Another general trend is that line ministries are more likely to use performance budgeting for allocation purposes for their agencies and divisions than the national government is to use it to fund the ministries. However, since there are major differences between the countries with respect to the specific subindicators, there is also variance in the composite indicator. There are also differences between the two points in time. It seems that many countries retreated from this approach between 2007 and 2011. For example, the composite indicator for Finland, Australia, Norway, and Poland declined from 0.62, 0.62, 0.58, and 0.57, respectively, in 2007, to 0.43, 0.4, 0.36, and 0.31, respectively, in 2011. For countries such as Korea, Mexico, and Canada, the composite indicator increased between 2007 and 2011, but for the majority of the countries it dropped. This trend may indicate some disappointment with the mechanism, possibly due to many obstacles in its implementation and use. The average value of this indicator among 32 OECD countries was 0.38 on a scale of 0-1 in 2011 as compared to 0.42 in 2007 among 30 OECD countries.

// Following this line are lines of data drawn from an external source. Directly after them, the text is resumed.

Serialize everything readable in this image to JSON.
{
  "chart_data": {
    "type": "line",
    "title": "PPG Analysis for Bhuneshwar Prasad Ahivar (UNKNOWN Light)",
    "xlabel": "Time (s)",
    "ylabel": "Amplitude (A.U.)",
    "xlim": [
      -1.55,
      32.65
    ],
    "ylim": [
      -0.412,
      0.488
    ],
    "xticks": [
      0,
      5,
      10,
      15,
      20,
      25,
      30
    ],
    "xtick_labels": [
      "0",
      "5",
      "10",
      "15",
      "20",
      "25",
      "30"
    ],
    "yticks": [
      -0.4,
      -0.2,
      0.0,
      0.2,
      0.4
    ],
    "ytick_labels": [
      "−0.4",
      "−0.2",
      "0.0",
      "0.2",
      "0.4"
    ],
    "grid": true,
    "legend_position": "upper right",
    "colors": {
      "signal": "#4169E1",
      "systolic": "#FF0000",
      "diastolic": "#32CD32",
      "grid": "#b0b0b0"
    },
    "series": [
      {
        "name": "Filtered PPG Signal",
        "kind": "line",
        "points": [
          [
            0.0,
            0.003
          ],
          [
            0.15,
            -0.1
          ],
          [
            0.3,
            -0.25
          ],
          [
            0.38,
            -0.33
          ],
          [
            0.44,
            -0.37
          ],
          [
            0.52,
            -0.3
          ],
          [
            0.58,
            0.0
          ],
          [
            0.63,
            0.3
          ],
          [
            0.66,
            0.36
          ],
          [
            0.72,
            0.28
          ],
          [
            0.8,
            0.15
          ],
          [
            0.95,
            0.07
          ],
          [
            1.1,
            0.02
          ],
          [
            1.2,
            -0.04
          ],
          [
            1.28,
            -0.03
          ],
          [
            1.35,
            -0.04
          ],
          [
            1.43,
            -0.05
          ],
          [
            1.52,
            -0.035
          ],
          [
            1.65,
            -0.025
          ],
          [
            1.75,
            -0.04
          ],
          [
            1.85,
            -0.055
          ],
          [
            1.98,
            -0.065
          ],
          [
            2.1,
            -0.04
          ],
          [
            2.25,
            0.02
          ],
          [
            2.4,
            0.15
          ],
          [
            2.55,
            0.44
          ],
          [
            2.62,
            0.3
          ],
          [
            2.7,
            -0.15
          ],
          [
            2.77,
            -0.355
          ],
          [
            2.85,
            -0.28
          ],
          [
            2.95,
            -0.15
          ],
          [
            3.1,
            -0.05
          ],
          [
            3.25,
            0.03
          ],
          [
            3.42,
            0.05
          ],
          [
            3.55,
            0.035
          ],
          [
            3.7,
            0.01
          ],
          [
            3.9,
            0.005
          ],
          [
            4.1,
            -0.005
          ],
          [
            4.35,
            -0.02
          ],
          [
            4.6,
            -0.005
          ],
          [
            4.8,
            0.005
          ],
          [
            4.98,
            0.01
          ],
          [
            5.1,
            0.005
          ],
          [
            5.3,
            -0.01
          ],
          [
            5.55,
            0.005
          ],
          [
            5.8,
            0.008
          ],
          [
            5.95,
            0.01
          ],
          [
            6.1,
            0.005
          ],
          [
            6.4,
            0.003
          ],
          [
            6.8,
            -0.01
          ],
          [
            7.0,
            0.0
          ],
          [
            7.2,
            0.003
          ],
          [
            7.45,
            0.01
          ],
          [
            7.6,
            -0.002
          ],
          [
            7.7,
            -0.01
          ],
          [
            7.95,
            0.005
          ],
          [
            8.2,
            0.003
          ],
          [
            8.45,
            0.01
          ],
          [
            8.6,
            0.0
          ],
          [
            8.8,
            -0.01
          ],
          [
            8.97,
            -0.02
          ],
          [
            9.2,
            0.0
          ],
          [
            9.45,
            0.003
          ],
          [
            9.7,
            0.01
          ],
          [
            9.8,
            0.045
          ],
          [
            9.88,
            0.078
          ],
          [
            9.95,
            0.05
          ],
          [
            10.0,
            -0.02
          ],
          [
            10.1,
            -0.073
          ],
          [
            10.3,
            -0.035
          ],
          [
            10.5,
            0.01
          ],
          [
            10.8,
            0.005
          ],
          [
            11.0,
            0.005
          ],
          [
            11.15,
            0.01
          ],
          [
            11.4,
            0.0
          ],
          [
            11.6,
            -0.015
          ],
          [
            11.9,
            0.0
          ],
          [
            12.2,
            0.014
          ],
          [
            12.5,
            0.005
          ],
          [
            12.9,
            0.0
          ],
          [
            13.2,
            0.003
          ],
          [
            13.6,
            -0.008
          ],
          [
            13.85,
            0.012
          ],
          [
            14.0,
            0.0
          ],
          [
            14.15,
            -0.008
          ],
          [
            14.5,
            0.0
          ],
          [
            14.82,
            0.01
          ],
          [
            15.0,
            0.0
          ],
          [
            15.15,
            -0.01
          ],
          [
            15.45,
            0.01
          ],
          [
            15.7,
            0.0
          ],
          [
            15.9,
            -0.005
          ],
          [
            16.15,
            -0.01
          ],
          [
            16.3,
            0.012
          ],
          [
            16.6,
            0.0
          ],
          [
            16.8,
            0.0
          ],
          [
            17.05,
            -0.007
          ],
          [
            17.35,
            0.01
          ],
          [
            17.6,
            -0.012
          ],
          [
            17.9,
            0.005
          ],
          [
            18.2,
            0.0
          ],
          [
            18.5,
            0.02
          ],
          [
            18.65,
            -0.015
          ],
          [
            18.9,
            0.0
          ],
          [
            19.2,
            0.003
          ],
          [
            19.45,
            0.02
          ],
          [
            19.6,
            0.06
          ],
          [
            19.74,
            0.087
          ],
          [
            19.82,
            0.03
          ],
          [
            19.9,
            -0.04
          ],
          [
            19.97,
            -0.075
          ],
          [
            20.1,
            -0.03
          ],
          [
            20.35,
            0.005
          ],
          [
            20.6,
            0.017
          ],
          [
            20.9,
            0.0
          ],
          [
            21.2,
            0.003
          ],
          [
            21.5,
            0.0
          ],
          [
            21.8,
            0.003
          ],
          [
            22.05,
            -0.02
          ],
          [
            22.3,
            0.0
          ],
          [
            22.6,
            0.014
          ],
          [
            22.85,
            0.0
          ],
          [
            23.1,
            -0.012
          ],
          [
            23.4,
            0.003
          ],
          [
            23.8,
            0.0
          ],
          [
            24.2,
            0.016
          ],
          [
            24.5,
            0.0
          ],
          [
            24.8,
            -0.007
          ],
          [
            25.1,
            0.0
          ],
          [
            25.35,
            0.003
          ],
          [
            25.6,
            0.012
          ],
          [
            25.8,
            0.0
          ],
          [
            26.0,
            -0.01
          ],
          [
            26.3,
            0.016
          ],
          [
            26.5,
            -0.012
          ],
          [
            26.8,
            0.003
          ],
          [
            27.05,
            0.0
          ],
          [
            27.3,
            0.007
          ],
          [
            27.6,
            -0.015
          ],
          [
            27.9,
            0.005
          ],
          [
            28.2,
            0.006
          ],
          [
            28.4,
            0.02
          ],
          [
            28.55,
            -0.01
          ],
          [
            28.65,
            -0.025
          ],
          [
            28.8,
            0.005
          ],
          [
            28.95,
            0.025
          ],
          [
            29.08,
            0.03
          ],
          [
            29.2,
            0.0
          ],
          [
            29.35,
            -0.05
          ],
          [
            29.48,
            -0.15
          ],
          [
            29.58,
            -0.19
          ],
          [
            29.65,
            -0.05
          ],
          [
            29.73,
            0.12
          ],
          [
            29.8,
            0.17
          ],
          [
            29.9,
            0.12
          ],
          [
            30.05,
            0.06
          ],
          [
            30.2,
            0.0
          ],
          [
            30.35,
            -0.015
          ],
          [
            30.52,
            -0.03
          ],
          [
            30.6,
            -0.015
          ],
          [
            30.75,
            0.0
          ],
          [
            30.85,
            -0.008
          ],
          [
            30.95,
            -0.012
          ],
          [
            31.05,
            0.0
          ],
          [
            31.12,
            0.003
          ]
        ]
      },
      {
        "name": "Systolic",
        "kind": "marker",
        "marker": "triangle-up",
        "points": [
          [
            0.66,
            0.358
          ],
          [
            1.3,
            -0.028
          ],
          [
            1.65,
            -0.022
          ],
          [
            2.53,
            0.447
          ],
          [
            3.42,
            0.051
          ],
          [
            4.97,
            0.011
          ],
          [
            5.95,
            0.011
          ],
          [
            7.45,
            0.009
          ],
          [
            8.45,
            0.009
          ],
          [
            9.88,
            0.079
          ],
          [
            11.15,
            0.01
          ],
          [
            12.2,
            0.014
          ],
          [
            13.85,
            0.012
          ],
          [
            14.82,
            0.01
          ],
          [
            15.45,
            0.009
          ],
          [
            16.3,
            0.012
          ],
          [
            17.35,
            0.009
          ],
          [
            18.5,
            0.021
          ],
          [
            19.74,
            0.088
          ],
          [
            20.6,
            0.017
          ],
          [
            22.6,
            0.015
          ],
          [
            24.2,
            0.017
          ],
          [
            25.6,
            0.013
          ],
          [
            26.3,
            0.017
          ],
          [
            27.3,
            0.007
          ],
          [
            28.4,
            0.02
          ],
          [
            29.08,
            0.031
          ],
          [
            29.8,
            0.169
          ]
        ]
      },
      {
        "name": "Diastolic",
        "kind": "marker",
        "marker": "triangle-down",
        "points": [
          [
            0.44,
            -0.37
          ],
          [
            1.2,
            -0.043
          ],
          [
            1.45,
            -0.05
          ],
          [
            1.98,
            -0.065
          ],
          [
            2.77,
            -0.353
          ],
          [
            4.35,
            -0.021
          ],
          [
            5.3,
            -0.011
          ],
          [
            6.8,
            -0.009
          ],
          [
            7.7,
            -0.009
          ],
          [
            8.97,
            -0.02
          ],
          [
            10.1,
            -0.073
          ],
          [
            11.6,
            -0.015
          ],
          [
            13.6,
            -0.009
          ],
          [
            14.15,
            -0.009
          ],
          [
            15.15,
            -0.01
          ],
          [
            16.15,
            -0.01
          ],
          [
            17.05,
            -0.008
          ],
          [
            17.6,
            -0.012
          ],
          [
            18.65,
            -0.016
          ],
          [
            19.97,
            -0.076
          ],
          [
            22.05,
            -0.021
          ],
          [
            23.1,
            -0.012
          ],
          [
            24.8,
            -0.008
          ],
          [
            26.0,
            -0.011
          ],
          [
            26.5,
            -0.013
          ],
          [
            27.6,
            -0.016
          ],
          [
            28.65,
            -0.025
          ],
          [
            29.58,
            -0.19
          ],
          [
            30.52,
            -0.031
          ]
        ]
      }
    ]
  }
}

The indicators for HRM practices were based on the responses ofsenior officials in the central government’s HRM departments to the 2010 OECD Survey on Strategic Human Resources Management. As explained earlier, this is a leading component of performance management mechanisms. We considered three indicators. First, we weighed the extent to which performance assessment is used in HR decisions in the central government. This composite indicator reflects the existence of a formalized performance assessment, the use of performance assessment tools, the performance assessment criteria used, and the importance of good performance assessments for promotion, remuneration, and contract renewal. The OECD report (2011) indicates that all countries included in the survey had implemented performance assessment by 2010. In several countries such as Portugal and Denmark, these assessments are at the core of decision-making processes about individual staff. In other countries such as Finland and Greece, performance assessments are less central. In Canada, Iceland, Mexico, and Norway performance assessments are used for some staff only. The average value of this indicator among 31 OECD countries was 0.66 on a scale of 0-1 in 2010 as compared to 0.62 in 2005 among 19 OECD countries.

The second factor we considered was the extent to which PRP is used in the central government. This composite indicator reflects the use ofa PRP mechanism, the categories of staff to which it is applied, the use of onetime bonuses and merit increments, and the maximum proportion of the basic salary that PRP represents. The OECD report (2011) indicates that the United Kingdom, Switzerland, and the Czech Republic apply PRP more extensively than countries such as New Zealand, Austria, and the Netherlands. Belgium, Greece, Iceland, Mexico, Poland, and Turkey reported not using PRP at all. The average value of this indicator among 32 OECD countries was 0.65 on a scale of 0-1 in 2010.

The third factor we weighed was the extent to which separate HRM practices for SCS are used in the central government. SCS are key players in determining public sector performance and effectiveness. In Chapter 5, we highlight their role as institutional entrepreneurs. In the framework presented earlier, they comprise a managerial group whose quality is expected to determine government performance. This composite indicator reflects the existence of a separate group of SCS, the existence of policies for the identification of potential SCS early in their careers, the use of a centrally defined skills profile for SCS, and the use of separate recruitment, performance management, and PRP practices for SCS. The OECD report (2011) indicates that in countries that responded to the survey, greater emphasis was placed on capacity building and on incentivizing improved performance. For example, 22 OECD member countries reported paying greater attention to the management of SCS performance, and in 12 countries the portion of their remuneration that was performance related was higher than for other staff. However, only France, Israel, Korea, and the United Kingdom reported having mechanisms in place to identify potential SCS early in their careers. The average value of this indicator among 31 OECD countries was 0.45 on a scale of 0-1 in 2010.